Il y a des mots qui circulent dans les conversations et les slogans, et dont on finit par perdre le sens, si tant est que nous l’ayons réellement connu un jour. C’est le cas du terme « innovation » que l’on croise de plus en plus lorsque l’on entend parler de processus aptes à apporter un changement souhaitable à une situation donnée. Mais quelle est donc la vertu cachée des innovateurs ? Pourquoi, aujourd’hui, vaut-il mieux innover que changer, transformer, faire évoluer, inventer ou faire la révolution ? Les quelques commentaires qui vont suivre, inspirés par l’usage toujours plus répandu de la notion d’innovation, représentent un premier effort pour commencer à dessiner les caractères spécifiques des qualités qui apparaissent de plus en plus à l’horizon de nos projets contemporains.
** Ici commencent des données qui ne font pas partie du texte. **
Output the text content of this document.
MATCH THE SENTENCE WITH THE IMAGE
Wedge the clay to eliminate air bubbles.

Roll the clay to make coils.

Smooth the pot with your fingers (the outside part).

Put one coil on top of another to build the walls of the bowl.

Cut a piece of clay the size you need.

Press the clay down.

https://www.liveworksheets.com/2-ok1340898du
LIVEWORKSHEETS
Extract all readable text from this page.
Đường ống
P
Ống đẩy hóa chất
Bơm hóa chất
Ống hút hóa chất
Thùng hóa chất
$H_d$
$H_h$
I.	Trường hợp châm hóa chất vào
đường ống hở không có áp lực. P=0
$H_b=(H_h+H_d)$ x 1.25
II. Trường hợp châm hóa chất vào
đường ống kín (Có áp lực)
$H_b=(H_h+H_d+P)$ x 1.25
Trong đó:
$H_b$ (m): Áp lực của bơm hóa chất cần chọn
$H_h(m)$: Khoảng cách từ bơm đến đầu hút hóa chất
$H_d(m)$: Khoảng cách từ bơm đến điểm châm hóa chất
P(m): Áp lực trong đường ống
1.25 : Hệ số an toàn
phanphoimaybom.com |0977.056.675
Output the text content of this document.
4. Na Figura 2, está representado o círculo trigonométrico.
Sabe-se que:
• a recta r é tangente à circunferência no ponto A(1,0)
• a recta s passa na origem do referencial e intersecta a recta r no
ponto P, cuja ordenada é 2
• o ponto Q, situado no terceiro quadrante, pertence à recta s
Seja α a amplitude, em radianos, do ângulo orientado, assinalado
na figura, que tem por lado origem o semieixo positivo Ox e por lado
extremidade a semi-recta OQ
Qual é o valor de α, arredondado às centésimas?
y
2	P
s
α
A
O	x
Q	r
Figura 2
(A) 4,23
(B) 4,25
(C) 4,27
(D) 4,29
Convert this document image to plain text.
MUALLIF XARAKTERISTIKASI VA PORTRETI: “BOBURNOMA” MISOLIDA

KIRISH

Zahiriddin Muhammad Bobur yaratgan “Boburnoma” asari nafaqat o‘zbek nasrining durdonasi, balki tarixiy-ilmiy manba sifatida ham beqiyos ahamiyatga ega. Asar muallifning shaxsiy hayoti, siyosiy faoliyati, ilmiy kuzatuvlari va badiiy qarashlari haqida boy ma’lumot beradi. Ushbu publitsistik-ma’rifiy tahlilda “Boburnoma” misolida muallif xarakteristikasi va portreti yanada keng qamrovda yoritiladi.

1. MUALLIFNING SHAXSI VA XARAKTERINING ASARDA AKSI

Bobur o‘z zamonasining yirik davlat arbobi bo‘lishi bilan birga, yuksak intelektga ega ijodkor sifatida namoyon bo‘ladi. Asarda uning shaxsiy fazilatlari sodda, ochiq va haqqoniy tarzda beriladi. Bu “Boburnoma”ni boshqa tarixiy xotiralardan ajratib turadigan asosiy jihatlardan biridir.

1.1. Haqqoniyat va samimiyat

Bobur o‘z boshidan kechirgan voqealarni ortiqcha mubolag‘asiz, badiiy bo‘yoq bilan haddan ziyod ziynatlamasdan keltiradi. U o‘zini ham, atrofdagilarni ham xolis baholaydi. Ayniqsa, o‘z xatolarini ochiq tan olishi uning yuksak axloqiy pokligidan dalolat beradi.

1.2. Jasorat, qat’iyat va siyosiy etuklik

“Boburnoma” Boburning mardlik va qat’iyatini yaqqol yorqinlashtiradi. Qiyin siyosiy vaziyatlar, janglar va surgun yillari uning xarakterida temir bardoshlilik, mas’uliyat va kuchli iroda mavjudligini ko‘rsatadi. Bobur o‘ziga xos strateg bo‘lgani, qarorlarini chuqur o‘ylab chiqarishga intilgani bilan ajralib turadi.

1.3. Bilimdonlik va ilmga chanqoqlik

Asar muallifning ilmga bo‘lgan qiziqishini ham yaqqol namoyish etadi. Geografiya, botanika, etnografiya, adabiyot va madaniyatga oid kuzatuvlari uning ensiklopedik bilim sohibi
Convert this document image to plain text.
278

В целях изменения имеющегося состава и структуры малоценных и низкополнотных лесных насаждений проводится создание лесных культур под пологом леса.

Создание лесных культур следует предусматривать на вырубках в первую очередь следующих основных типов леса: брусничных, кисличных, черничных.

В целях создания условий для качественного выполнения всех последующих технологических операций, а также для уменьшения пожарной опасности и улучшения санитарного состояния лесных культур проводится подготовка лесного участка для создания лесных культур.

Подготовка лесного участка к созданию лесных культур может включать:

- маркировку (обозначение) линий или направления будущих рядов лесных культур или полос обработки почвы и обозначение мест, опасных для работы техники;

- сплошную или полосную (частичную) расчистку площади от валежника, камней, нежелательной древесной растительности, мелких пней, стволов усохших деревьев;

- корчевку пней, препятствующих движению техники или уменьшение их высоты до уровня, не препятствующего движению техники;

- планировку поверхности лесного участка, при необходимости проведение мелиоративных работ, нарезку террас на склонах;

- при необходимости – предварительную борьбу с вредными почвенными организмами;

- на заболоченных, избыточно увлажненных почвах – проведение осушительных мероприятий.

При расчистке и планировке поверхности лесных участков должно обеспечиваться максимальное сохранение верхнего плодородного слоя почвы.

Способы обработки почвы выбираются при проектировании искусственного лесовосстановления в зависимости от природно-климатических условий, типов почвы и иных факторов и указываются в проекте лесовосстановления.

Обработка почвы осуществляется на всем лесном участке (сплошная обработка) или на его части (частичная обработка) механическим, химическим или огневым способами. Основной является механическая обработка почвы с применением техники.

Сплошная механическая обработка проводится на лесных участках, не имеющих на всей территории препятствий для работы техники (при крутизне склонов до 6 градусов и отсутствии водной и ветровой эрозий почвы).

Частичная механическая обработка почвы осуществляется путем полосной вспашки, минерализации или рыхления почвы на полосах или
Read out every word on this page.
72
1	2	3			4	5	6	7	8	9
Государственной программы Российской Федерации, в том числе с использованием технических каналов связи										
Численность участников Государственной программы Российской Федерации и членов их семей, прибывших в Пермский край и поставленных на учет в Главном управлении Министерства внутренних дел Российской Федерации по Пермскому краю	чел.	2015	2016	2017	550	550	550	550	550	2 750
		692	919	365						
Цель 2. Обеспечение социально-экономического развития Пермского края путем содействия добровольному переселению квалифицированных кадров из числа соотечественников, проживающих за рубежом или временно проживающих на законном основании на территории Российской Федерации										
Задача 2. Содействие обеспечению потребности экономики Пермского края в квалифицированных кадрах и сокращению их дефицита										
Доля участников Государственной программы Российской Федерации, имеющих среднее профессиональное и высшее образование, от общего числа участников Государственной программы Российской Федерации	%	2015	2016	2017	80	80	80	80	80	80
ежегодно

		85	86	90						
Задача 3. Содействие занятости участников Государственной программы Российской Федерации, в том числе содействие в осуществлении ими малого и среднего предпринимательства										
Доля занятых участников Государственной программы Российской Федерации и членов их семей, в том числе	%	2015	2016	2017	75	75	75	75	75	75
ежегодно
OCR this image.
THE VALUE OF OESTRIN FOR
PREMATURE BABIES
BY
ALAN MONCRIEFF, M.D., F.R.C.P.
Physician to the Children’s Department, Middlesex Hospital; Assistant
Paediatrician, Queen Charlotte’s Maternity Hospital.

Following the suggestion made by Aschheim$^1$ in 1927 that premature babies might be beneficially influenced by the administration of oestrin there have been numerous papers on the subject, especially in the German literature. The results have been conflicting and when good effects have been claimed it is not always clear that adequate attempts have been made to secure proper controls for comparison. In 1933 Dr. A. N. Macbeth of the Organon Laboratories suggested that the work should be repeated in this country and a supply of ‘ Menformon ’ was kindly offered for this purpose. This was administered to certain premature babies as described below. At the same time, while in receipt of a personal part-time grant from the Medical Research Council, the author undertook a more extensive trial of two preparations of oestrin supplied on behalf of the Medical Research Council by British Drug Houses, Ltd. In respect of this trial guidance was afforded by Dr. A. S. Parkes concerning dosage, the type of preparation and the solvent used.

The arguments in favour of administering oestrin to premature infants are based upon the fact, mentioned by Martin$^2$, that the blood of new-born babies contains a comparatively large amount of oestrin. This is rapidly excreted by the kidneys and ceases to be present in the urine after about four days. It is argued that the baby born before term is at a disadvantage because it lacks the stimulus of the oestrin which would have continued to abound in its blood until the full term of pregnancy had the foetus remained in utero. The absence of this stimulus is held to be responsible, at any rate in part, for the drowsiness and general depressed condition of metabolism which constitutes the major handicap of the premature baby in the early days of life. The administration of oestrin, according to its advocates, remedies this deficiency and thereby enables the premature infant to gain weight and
Je consulte quelques dictionnaires : Le trésor de la langue française (TLF), Dictionnaire historique de la langue françaiseGrand Robert de la langue française (GRLF), Dictionnaire de l’Académie française (DAF). Et je comprends qu’à l’origine, le terme « innover » désignait l’introduction d’un changement « dans quelque chose qui a un caractère bien établi » (TLF), d’où le préfixe in ajouté à l’expression tirée du bas latin novare. C’est également l’avis du DAF. De son côté, le GRLF semble suggérer que ce sens, un peu restrictif, est attaché à un emploi transitif du verbe innover, emploi aujourd’hui rare et vieilli. Dans tous les cas, innover c’est in-troduire quelque chose de neuf. Donc, bien que le GRLF minimise le caractère établi de la situation dans laquelle est introduite cette chose neuve, il faut bien que cette situation préexiste à l’innovation et qu’au-delà de l’introduction de l’élément nouveau, l’innovateur montre une sorte de souci envers l’identité propre de la situation dans laquelle il agit, envers sa tradition, au sens dans lequel l’entend Alasdair MacIntyre (1), du moins qu’il retienne ses ardeurs critiques à son égard. En ce sens, il y aurait, paradoxalement, un je-ne-sais-quoi de fondamentalement conservateur dans l’acte d’innover. Innover dénoterait une démarche moins violente que celle de la tabula rasa caractéristique du modernisme du début du XXe siècle. L’innovation sociale relèverait donc d’au moins une vertu dont ne pourraient pas se targuer les chantres actuels de la rénovation des États, de la transformation des économies et de la réforme tous azimuts : une sorte de prudence, de retenue face aux situations considérées.